Where is there a good news message in this tragic, painful story? When I was twenty or so, the only homosexuals I encountered were men I'd call desperate. They cruised in cars offering money for pleasures at the edge of town. I felt disgust for them all. Within a decade, that scene was changing. Gay men -- couples! -- were proud. My understanding changed wholly, along with many, many others.' That the change had to do with human connections, with coming to know the person on the other side of the label. We met "them." We welcomed them home from exile. "They" and "we" became a new and truer "we."

This is how a community heals and develops the courage to confront yet more of its conflicts and injustices. But where do you meet men out of prison? Not in church, mostly. In this nation so eager to call on the name of Jesus, why is the spirit of compassion closed to the formerly incarcerated?

To the man who had demons, Jesus says, "Go home to your friends." People of all faiths need to find ways to say to those who have been in prison, Come home, friend.
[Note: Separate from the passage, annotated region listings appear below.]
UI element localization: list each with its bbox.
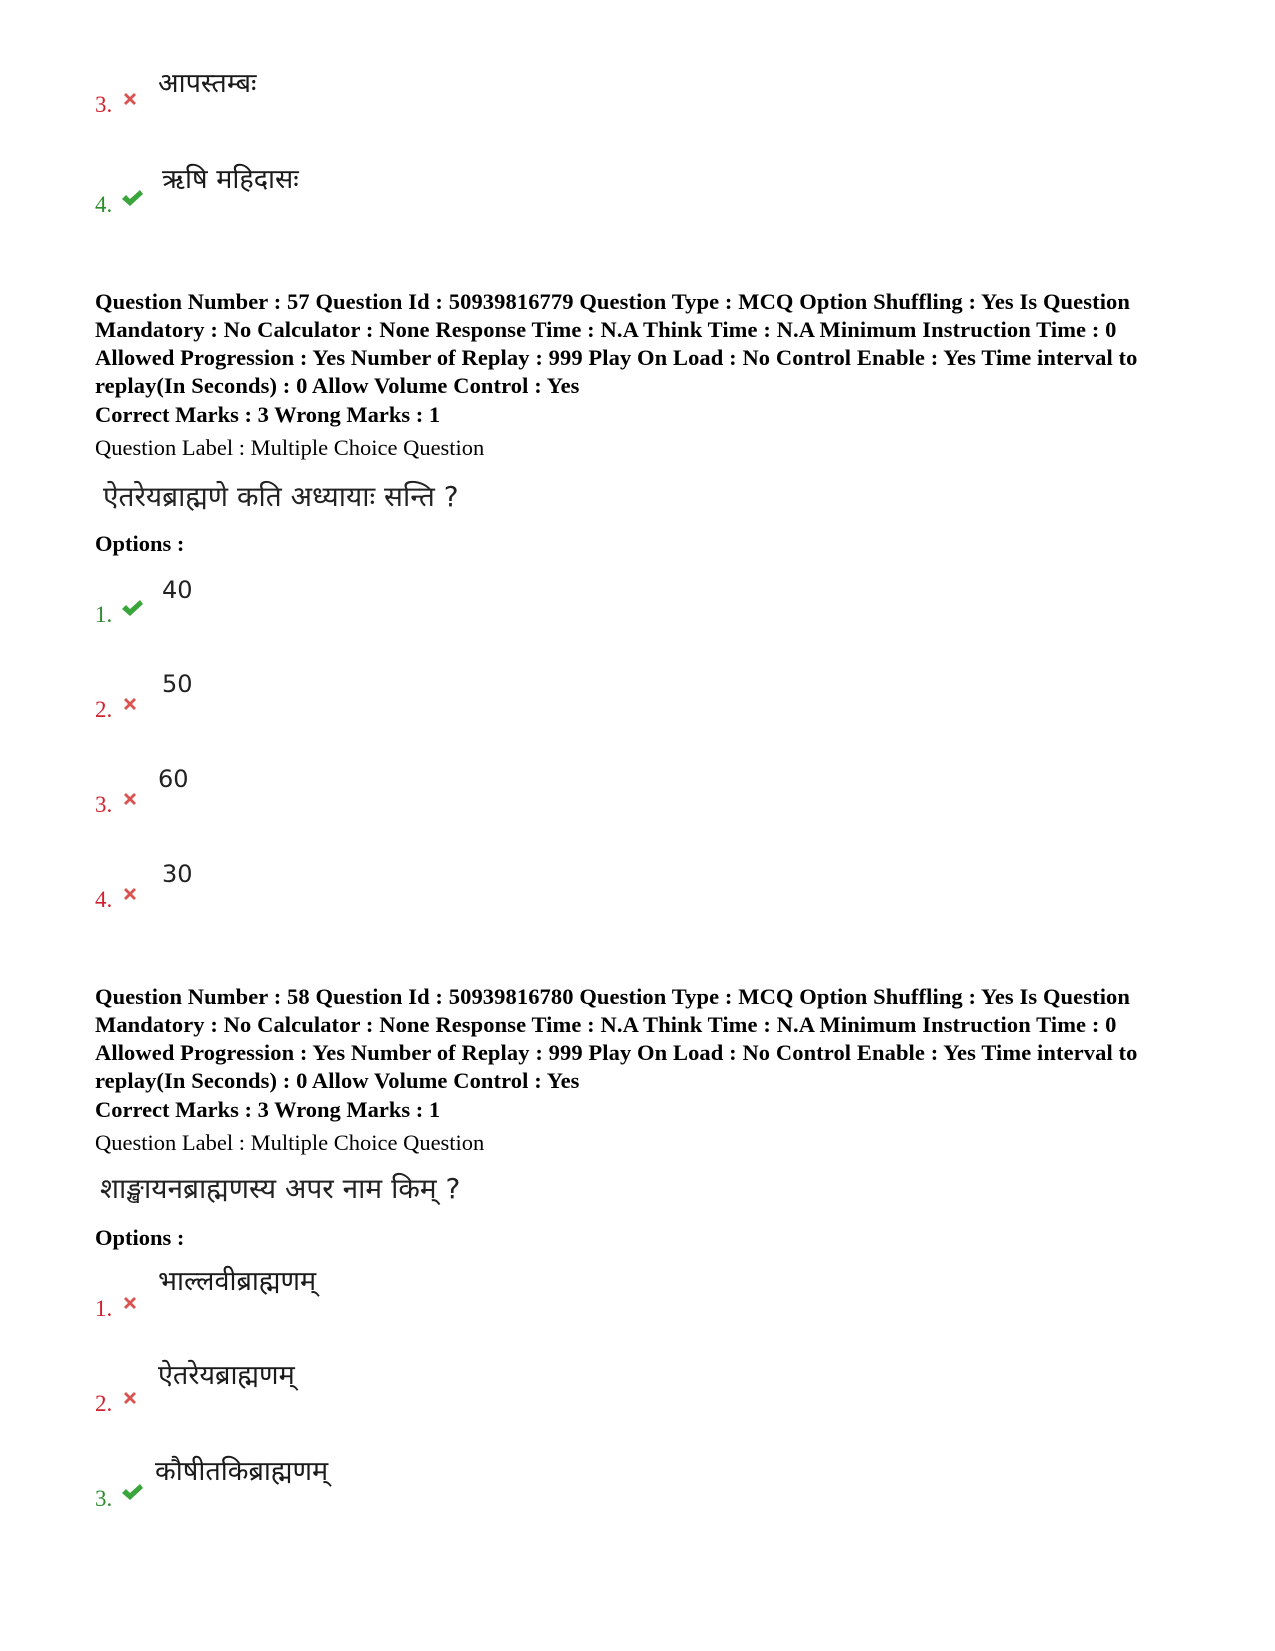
option-text: 50 [162, 670, 193, 698]
option-number: 3. [95, 792, 113, 817]
correct-check-icon [120, 598, 144, 618]
option-row [95, 887, 140, 913]
wrong-cross-icon [120, 1293, 140, 1313]
correct-check-icon [120, 188, 144, 208]
option-number: 2. [95, 697, 113, 722]
option-row [95, 92, 140, 118]
question-label: Question Label : Multiple Choice Question [95, 1130, 485, 1155]
question-meta: Question Number : 57 Question Id : 50939816779 Question Type : MCQ Option Shuffling : Yes Is Question Mandatory : No Calculator : None Response Time : N.A Think Time : N.A Minimum Instruction Time : 0 Allowed Progression : Yes Number of Replay : 999 Play On Load : No Control Enable : Yes Time interval to replay(In Seconds) : 0 Allow Volume Control : Yes [95, 289, 1138, 398]
question-marks: Correct Marks : 3 Wrong Marks : 1 [95, 402, 441, 427]
option-text: ऋषि महिदासः [162, 164, 299, 195]
option-text: 60 [158, 765, 189, 793]
wrong-cross-icon [120, 1388, 140, 1408]
option-text: ऐतरेयब्राह्मणम् [158, 1360, 295, 1391]
question-text: शाङ्खायनब्राह्मणस्य अपर नाम किम् ? [100, 1172, 461, 1205]
option-number: 4. [95, 192, 113, 217]
options-heading: Options : [95, 1225, 185, 1250]
option-number: 3. [95, 1486, 113, 1511]
option-text: आपस्तम्बः [158, 68, 257, 99]
option-row [95, 192, 144, 218]
options-heading: Options : [95, 531, 185, 556]
option-row [95, 1391, 140, 1417]
option-row [95, 1296, 140, 1322]
option-text: 40 [162, 576, 193, 604]
option-number: 2. [95, 1391, 113, 1416]
question-text: ऐतरेयब्राह्मणे कति अध्यायाः सन्ति ? [103, 480, 459, 513]
option-number: 1. [95, 1296, 113, 1321]
correct-check-icon [120, 1482, 144, 1502]
wrong-cross-icon [120, 884, 140, 904]
option-number: 4. [95, 887, 113, 912]
option-row [95, 1486, 144, 1512]
option-row [95, 602, 144, 628]
option-number: 1. [95, 602, 113, 627]
wrong-cross-icon [120, 694, 140, 714]
wrong-cross-icon [120, 89, 140, 109]
wrong-cross-icon [120, 789, 140, 809]
question-label: Question Label : Multiple Choice Question [95, 435, 485, 460]
option-text: भाल्लवीब्राह्मणम् [158, 1266, 317, 1297]
option-number: 3. [95, 92, 113, 117]
option-text: 30 [162, 860, 193, 888]
option-row [95, 792, 140, 818]
option-text: कौषीतकिब्राह्मणम् [155, 1456, 329, 1487]
question-marks: Correct Marks : 3 Wrong Marks : 1 [95, 1097, 441, 1122]
option-row [95, 697, 140, 723]
question-meta: Question Number : 58 Question Id : 50939816780 Question Type : MCQ Option Shuffling : Yes Is Question Mandatory : No Calculator : None Response Time : N.A Think Time : N.A Minimum Instruction Time : 0 Allowed Progression : Yes Number of Replay : 999 Play On Load : No Control Enable : Yes Time interval to replay(In Seconds) : 0 Allow Volume Control : Yes [95, 984, 1138, 1093]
Churches have ample resources and reasons to open their heart and their ear and their hand to receive people home from prison. Certainly they need "us" to do this. Equally certainly, we need to learn to do this for our own healing and growth. A new and truer "we" must come home. Michelle Alexander reminds her reader that in the year he was killed, Martin Luther King Jr. was calling forth from Americans a "complete restructuring" of their heart and their conscience. This can only begin with intention in that number who have ears to hear. Let us pursue that day when "Happy Father's Day" is a happier day for every father and every father's son. Let us bring this alive in committed conversations about race and racism -- about the people we must become, the people we shall become, the people who are Home to friends we have never yet seen.